"Should I pay off my debt or invest?" is one of the most common personal finance questions, and it gets answered emotionally far too often. People feel strongly that debt is bad and should be eliminated, or feel strongly that investing young is so important that debt should wait. Both feelings have some validity. Neither replaces the math.
The math actually gives a clear answer in most situations.
The Core Principle
Every dollar you put toward debt earns you a guaranteed return equal to the interest rate of that debt. Every dollar you invest earns an uncertain return based on what the market does.
If your debt costs 22% interest and the stock market returns a historical average of 7%, paying off the debt earns you a guaranteed 22%. That destroys the investment option.
If your debt costs 3% interest and the stock market returns 7–10%, the investment is the better math — your borrowed money is earning more than it costs.
The pivot point is somewhere around 6–7%: roughly the expected long-run return of a diversified stock portfolio.
The Framework by Debt Type
Credit card debt (15–29% interest): Pay it off immediately and aggressively. This is not a close call. There is no investment available to regular people that reliably returns 20%+ annually. Pay the minimum on everything else, put every spare dollar at this debt, and don't stop until it's gone. Then don't carry a balance again.
High-interest personal loans (10–18%): Pay off aggressively. Same reasoning — the guaranteed return from eliminating the debt beats the expected market return.
Student loans: It depends. Federal student loans often sit in the 5–7% range, which puts them near the pivot point. Private student loans can be higher. The right answer here depends on the exact rate.
For federal loans under 5%: you can reasonably invest alongside paying the minimum. The market return expectation exceeds the debt cost over a long period.
For federal loans 5–7%: it's close to a coin flip. Personal risk tolerance and psychological factors matter more here than pure math.
For anything above 7%: pay it down aggressively before investing beyond employer match.
Mortgage debt (typically 4–8%): Complicated. A mortgage at 3–4% (common before 2022) is clearly better to keep — invest your extra money rather than prepaying. A mortgage at 7–8% is closer to the pivot point and prepayment becomes more reasonable.
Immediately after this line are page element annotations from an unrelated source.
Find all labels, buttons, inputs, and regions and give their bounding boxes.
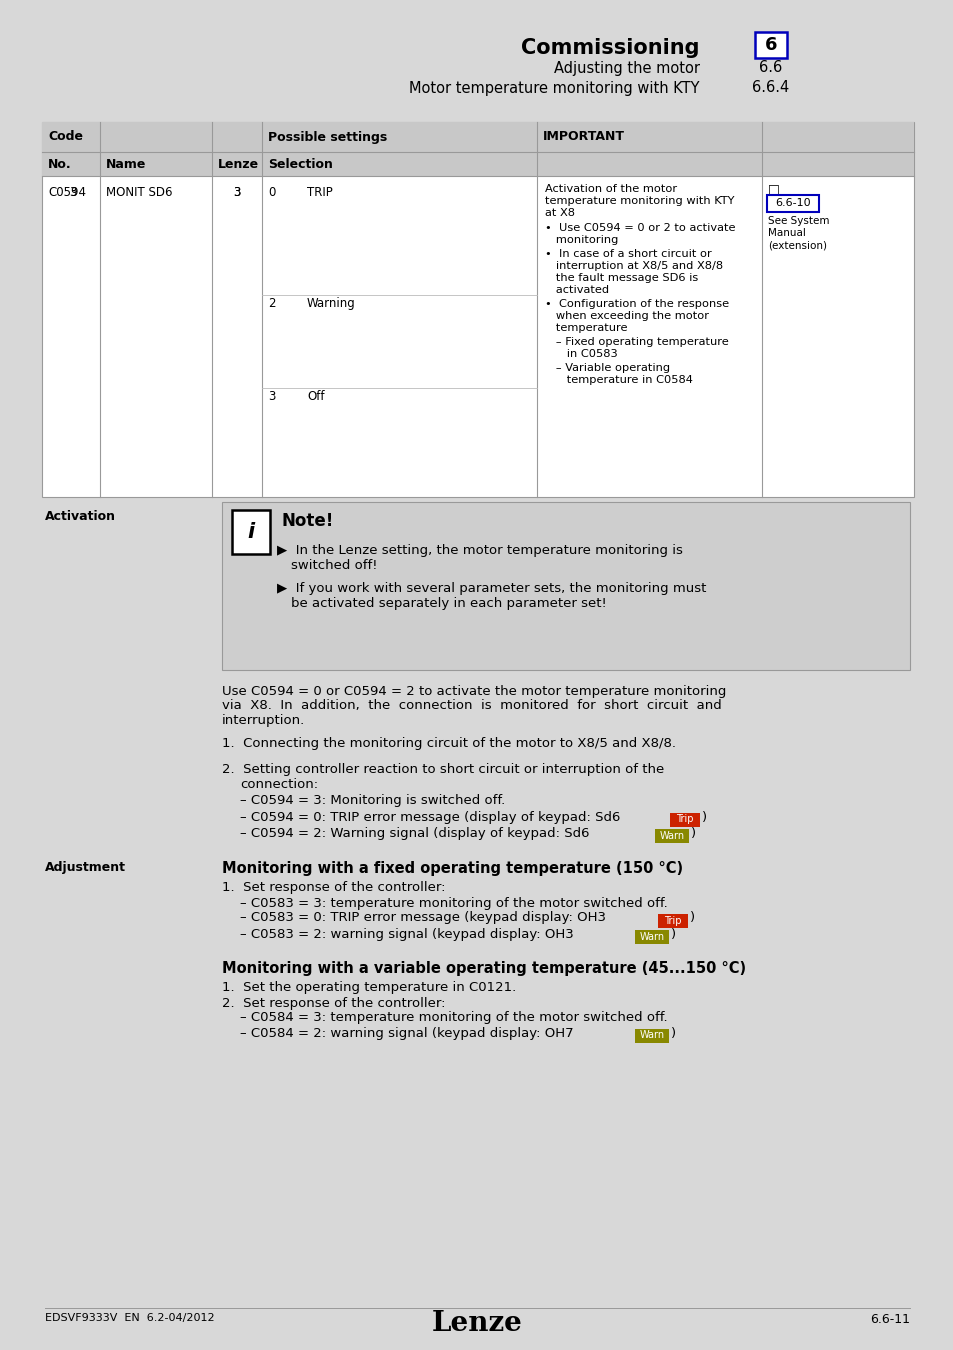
Text: 6.6: 6.6 bbox=[759, 61, 781, 76]
Text: 2.  Set response of the controller:: 2. Set response of the controller: bbox=[222, 996, 445, 1010]
Text: IMPORTANT: IMPORTANT bbox=[542, 131, 624, 143]
Text: ): ) bbox=[670, 1026, 676, 1040]
Text: 6.6-10: 6.6-10 bbox=[775, 198, 810, 208]
Bar bbox=[635, 1029, 668, 1042]
Text: 3: 3 bbox=[70, 186, 76, 198]
Text: ): ) bbox=[701, 810, 706, 824]
Bar bbox=[42, 122, 913, 153]
Bar bbox=[42, 153, 913, 176]
Text: 6.6.4: 6.6.4 bbox=[752, 81, 789, 96]
Text: Activation of the motor: Activation of the motor bbox=[544, 184, 677, 194]
Text: in C0583: in C0583 bbox=[544, 350, 618, 359]
Text: – C0584 = 3: temperature monitoring of the motor switched off.: – C0584 = 3: temperature monitoring of t… bbox=[240, 1011, 667, 1025]
Text: Commissioning: Commissioning bbox=[521, 38, 700, 58]
Text: 3: 3 bbox=[268, 390, 275, 404]
Bar bbox=[222, 502, 909, 670]
Text: temperature in C0584: temperature in C0584 bbox=[544, 375, 692, 385]
Text: Adjustment: Adjustment bbox=[45, 861, 126, 875]
Text: 6: 6 bbox=[764, 36, 777, 54]
Text: C0594: C0594 bbox=[48, 186, 86, 198]
Text: connection:: connection: bbox=[240, 778, 317, 791]
Text: Warn: Warn bbox=[659, 832, 684, 841]
Text: ▶  In the Lenze setting, the motor temperature monitoring is: ▶ In the Lenze setting, the motor temper… bbox=[276, 544, 682, 558]
Text: Warning: Warning bbox=[307, 297, 355, 310]
Text: MONIT SD6: MONIT SD6 bbox=[106, 186, 172, 198]
Text: Warn: Warn bbox=[639, 1030, 664, 1041]
Text: Lenze: Lenze bbox=[431, 1310, 522, 1336]
Text: Warn: Warn bbox=[639, 931, 664, 942]
Text: 1.  Connecting the monitoring circuit of the motor to X8/5 and X8/8.: 1. Connecting the monitoring circuit of … bbox=[222, 737, 676, 749]
Text: See System: See System bbox=[767, 216, 828, 225]
Text: ▶  If you work with several parameter sets, the monitoring must: ▶ If you work with several parameter set… bbox=[276, 582, 705, 595]
Text: i: i bbox=[247, 522, 254, 541]
Bar bbox=[754, 32, 786, 58]
Text: ): ) bbox=[690, 828, 696, 840]
Text: – Fixed operating temperature: – Fixed operating temperature bbox=[544, 338, 728, 347]
Text: 2.  Setting controller reaction to short circuit or interruption of the: 2. Setting controller reaction to short … bbox=[222, 763, 663, 776]
Text: 1.  Set the operating temperature in C0121.: 1. Set the operating temperature in C012… bbox=[222, 980, 516, 994]
Text: •  In case of a short circuit or: • In case of a short circuit or bbox=[544, 248, 711, 259]
Text: – Variable operating: – Variable operating bbox=[544, 363, 669, 373]
Text: the fault message SD6 is: the fault message SD6 is bbox=[544, 273, 698, 284]
Text: Note!: Note! bbox=[282, 512, 334, 531]
Text: – C0583 = 3: temperature monitoring of the motor switched off.: – C0583 = 3: temperature monitoring of t… bbox=[240, 896, 667, 910]
Text: – C0594 = 0: TRIP error message (display of keypad: Sd6: – C0594 = 0: TRIP error message (display… bbox=[240, 810, 624, 824]
Text: interruption at X8/5 and X8/8: interruption at X8/5 and X8/8 bbox=[544, 261, 722, 271]
Text: – C0583 = 0: TRIP error message (keypad display: OH3: – C0583 = 0: TRIP error message (keypad … bbox=[240, 911, 610, 925]
Text: Manual: Manual bbox=[767, 228, 805, 238]
Text: activated: activated bbox=[544, 285, 608, 296]
Bar bbox=[658, 914, 687, 927]
Text: Possible settings: Possible settings bbox=[268, 131, 387, 143]
Text: Lenze: Lenze bbox=[218, 158, 259, 170]
Text: TRIP: TRIP bbox=[307, 186, 333, 198]
Text: 3: 3 bbox=[233, 186, 240, 198]
Text: be activated separately in each parameter set!: be activated separately in each paramete… bbox=[291, 597, 606, 610]
Text: ): ) bbox=[689, 911, 695, 925]
Text: Selection: Selection bbox=[268, 158, 333, 170]
Text: 1.  Set response of the controller:: 1. Set response of the controller: bbox=[222, 882, 445, 895]
Bar bbox=[0, 0, 953, 112]
Bar bbox=[669, 813, 700, 826]
Text: Motor temperature monitoring with KTY: Motor temperature monitoring with KTY bbox=[409, 81, 700, 96]
Text: – C0594 = 3: Monitoring is switched off.: – C0594 = 3: Monitoring is switched off. bbox=[240, 794, 505, 807]
Text: Off: Off bbox=[307, 390, 324, 404]
Text: – C0594 = 2: Warning signal (display of keypad: Sd6: – C0594 = 2: Warning signal (display of … bbox=[240, 828, 593, 840]
Text: Trip: Trip bbox=[663, 915, 681, 926]
Text: Monitoring with a fixed operating temperature (150 °C): Monitoring with a fixed operating temper… bbox=[222, 861, 682, 876]
Bar bbox=[766, 194, 818, 212]
Text: No.: No. bbox=[48, 158, 71, 170]
Text: – C0583 = 2: warning signal (keypad display: OH3: – C0583 = 2: warning signal (keypad disp… bbox=[240, 927, 578, 941]
Text: •  Configuration of the response: • Configuration of the response bbox=[544, 298, 728, 309]
Text: monitoring: monitoring bbox=[544, 235, 618, 244]
Text: Code: Code bbox=[48, 131, 83, 143]
Text: – C0584 = 2: warning signal (keypad display: OH7: – C0584 = 2: warning signal (keypad disp… bbox=[240, 1026, 578, 1040]
Text: Activation: Activation bbox=[45, 510, 116, 522]
Text: Trip: Trip bbox=[676, 814, 693, 825]
Text: Monitoring with a variable operating temperature (45...150 °C): Monitoring with a variable operating tem… bbox=[222, 960, 745, 976]
Text: 3: 3 bbox=[233, 186, 240, 198]
Text: interruption.: interruption. bbox=[222, 714, 305, 728]
Bar bbox=[42, 122, 913, 497]
Text: □: □ bbox=[767, 182, 779, 194]
Text: 2: 2 bbox=[268, 297, 275, 310]
Text: Use C0594 = 0 or C0594 = 2 to activate the motor temperature monitoring: Use C0594 = 0 or C0594 = 2 to activate t… bbox=[222, 684, 725, 698]
Bar bbox=[635, 930, 668, 944]
Text: Adjusting the motor: Adjusting the motor bbox=[554, 61, 700, 76]
Text: temperature: temperature bbox=[544, 323, 627, 333]
Text: EDSVF9333V  EN  6.2-04/2012: EDSVF9333V EN 6.2-04/2012 bbox=[45, 1314, 214, 1323]
Text: Name: Name bbox=[106, 158, 146, 170]
Text: at X8: at X8 bbox=[544, 208, 575, 217]
Text: 6.6-11: 6.6-11 bbox=[869, 1314, 909, 1326]
Text: switched off!: switched off! bbox=[291, 559, 377, 572]
Bar bbox=[232, 510, 270, 554]
Text: 0: 0 bbox=[268, 186, 275, 198]
Bar bbox=[655, 829, 688, 842]
Text: via  X8.  In  addition,  the  connection  is  monitored  for  short  circuit  an: via X8. In addition, the connection is m… bbox=[222, 699, 721, 713]
Text: temperature monitoring with KTY: temperature monitoring with KTY bbox=[544, 196, 734, 207]
Text: when exceeding the motor: when exceeding the motor bbox=[544, 310, 708, 321]
Text: ): ) bbox=[670, 927, 676, 941]
Text: •  Use C0594 = 0 or 2 to activate: • Use C0594 = 0 or 2 to activate bbox=[544, 223, 735, 234]
Text: (extension): (extension) bbox=[767, 240, 826, 250]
However, mortgage interest is often tax-deductible, which reduces the effective rate. And mortgages provide an asset that may appreciate. The comparison isn't clean. In general: if your mortgage rate is below 6%, invest. Above 6%, there's a reasonable case for some prepayment.
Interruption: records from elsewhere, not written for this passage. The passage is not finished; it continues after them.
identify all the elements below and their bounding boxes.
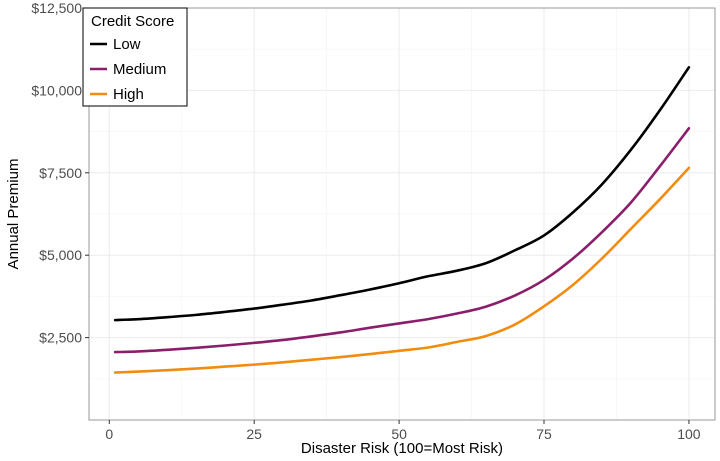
- legend-title: Credit Score: [91, 13, 174, 30]
- y-tick-label: $2,500: [39, 330, 82, 346]
- x-tick-label: 0: [105, 426, 113, 442]
- legend-label-medium: Medium: [113, 61, 166, 78]
- series-line-medium: [113, 127, 691, 354]
- x-axis-ticks: 0 25 50 75 100: [105, 420, 701, 442]
- legend: Credit Score Low Medium High: [82, 7, 188, 107]
- legend-items: Low Medium High: [90, 36, 166, 103]
- series-line-high: [113, 166, 691, 374]
- series-layer: [113, 66, 691, 374]
- y-axis-title: Annual Premium: [5, 159, 22, 270]
- x-tick-label: 75: [536, 426, 552, 442]
- legend-label-low: Low: [113, 36, 141, 53]
- y-axis-ticks: $2,500 $5,000 $7,500 $10,000 $12,500: [31, 0, 89, 346]
- minor-gridlines: [89, 8, 715, 420]
- legend-box: [82, 7, 188, 107]
- x-tick-label: 100: [677, 426, 701, 442]
- y-tick-label: $7,500: [39, 165, 82, 181]
- x-tick-label: 50: [391, 426, 407, 442]
- x-tick-label: 25: [246, 426, 262, 442]
- y-tick-label: $10,000: [31, 82, 82, 98]
- y-tick-label: $5,000: [39, 247, 82, 263]
- y-tick-label: $12,500: [31, 0, 82, 16]
- series-line-low: [113, 66, 691, 322]
- plot-panel-border: [88, 7, 716, 421]
- x-axis-title: Disaster Risk (100=Most Risk): [301, 440, 503, 457]
- legend-label-high: High: [113, 86, 144, 103]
Car loans (5–10%): Usually pay down. Most car loans are for depreciating assets, which changes the math. Even if the interest rate would otherwise suggest investing, the underlying asset is worth less every year. Eliminate car debt as quickly as practical.
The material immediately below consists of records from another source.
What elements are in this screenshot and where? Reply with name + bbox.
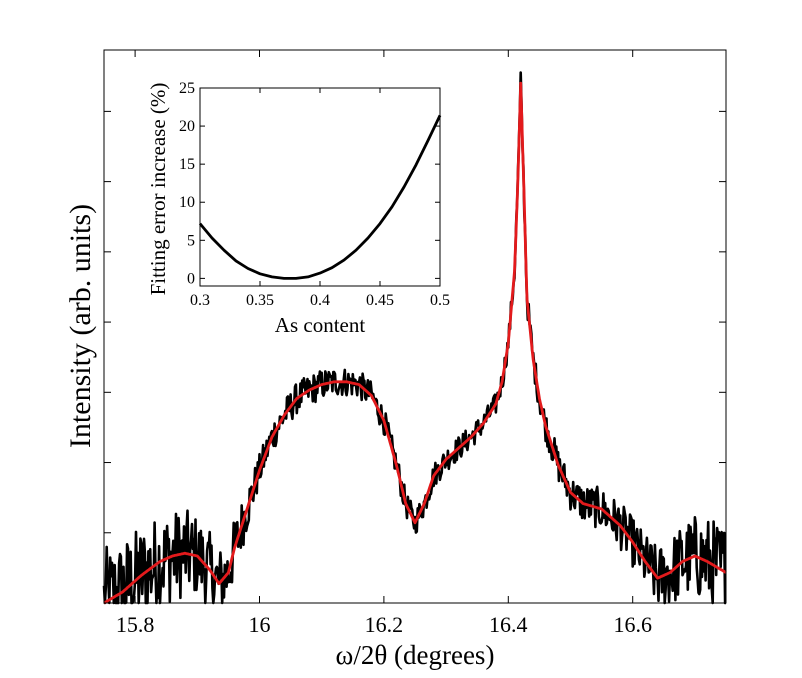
inset-background — [200, 88, 440, 286]
inset-y-tick-label: 10 — [179, 194, 195, 211]
main-axes-frame — [103, 49, 727, 604]
main-y-axis-label: Intensity (arb. units) — [64, 204, 97, 448]
inset-x-axis-label: As content — [275, 313, 366, 337]
inset-plot: 0.3 0.35 0.4 0.45 0.5 0 5 10 15 20 25 As content F… — [146, 80, 450, 337]
inset-x-tick-label: 0.5 — [430, 292, 450, 309]
main-x-tick-label: 15.8 — [116, 612, 155, 637]
inset-y-tick-label: 20 — [179, 118, 195, 135]
main-x-tick-label: 16.2 — [365, 612, 404, 637]
fit-curve-line — [103, 81, 727, 605]
inset-y-tick-label: 15 — [179, 156, 195, 173]
inset-x-tick-label: 0.35 — [246, 292, 274, 309]
inset-y-tick-label: 0 — [187, 270, 195, 287]
main-x-axis-label: ω/2θ (degrees) — [336, 640, 495, 670]
inset-y-axis-label: Fitting error increase (%) — [146, 83, 170, 296]
inset-y-tick-label: 25 — [179, 80, 195, 97]
inset-series-group — [198, 114, 442, 280]
inset-x-tick-label: 0.45 — [366, 292, 394, 309]
inset-x-tick-label: 0.3 — [190, 292, 210, 309]
inset-y-tick-label: 5 — [187, 232, 195, 249]
inset-error-curve — [198, 114, 442, 280]
main-x-tick-label: 16.4 — [489, 612, 528, 637]
main-x-tick-label: 16 — [249, 612, 271, 637]
main-ticks-group: 15.8 16 16.2 16.4 16.6 — [104, 50, 726, 637]
main-plot: 15.8 16 16.2 16.4 16.6 ω/2θ (degrees) Intens… — [64, 49, 727, 670]
inset-x-tick-label: 0.4 — [310, 292, 330, 309]
measured-data-line — [102, 71, 727, 605]
main-series-group — [102, 71, 727, 605]
inset-ticks-group: 0.3 0.35 0.4 0.45 0.5 0 5 10 15 20 25 — [179, 80, 450, 309]
main-x-tick-label: 16.6 — [613, 612, 652, 637]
The Exception: Employer Match
Before anything else — before aggressively paying down debt of any kind — contribute at least enough to your 401(k) to capture the full employer match.
An employer match of 50% up to 6% of salary is a 50% instant return on that money. Nothing — not credit card payoff, not high-yield savings, not crypto — provides a guaranteed 50% return. Take every dollar of free match money before directing extra funds anywhere else.
The Psychological Argument for Paying Off Debt
The math framework above is correct, but it isn't complete. Debt has a psychological weight that affects behavior in ways pure numbers don't capture.
Some people are simply more capable of consistent investing and building wealth when they're not carrying debt. The peace of mind from being debt-free makes them more focused, less stressed, and better at making good decisions. For those people, paying down even moderate-interest debt ahead of schedule makes sense — not because the math is better, but because the outcome is better.
If debt causes you meaningful anxiety, the psychological benefit of eliminating it is real and worth weighing.
Summary
- Credit cards and high-interest loans (above 7%): Destroy them before investing beyond employer match.
- Employer match: Always get the full match first. Non-negotiable.
- Moderate debt (5–7%): Split your extra money between investing and debt reduction.
- Low-interest debt (below 5%): Invest, don't prepay beyond minimums.
The question isn't binary. You can usually do both. The framework tells you the ratio.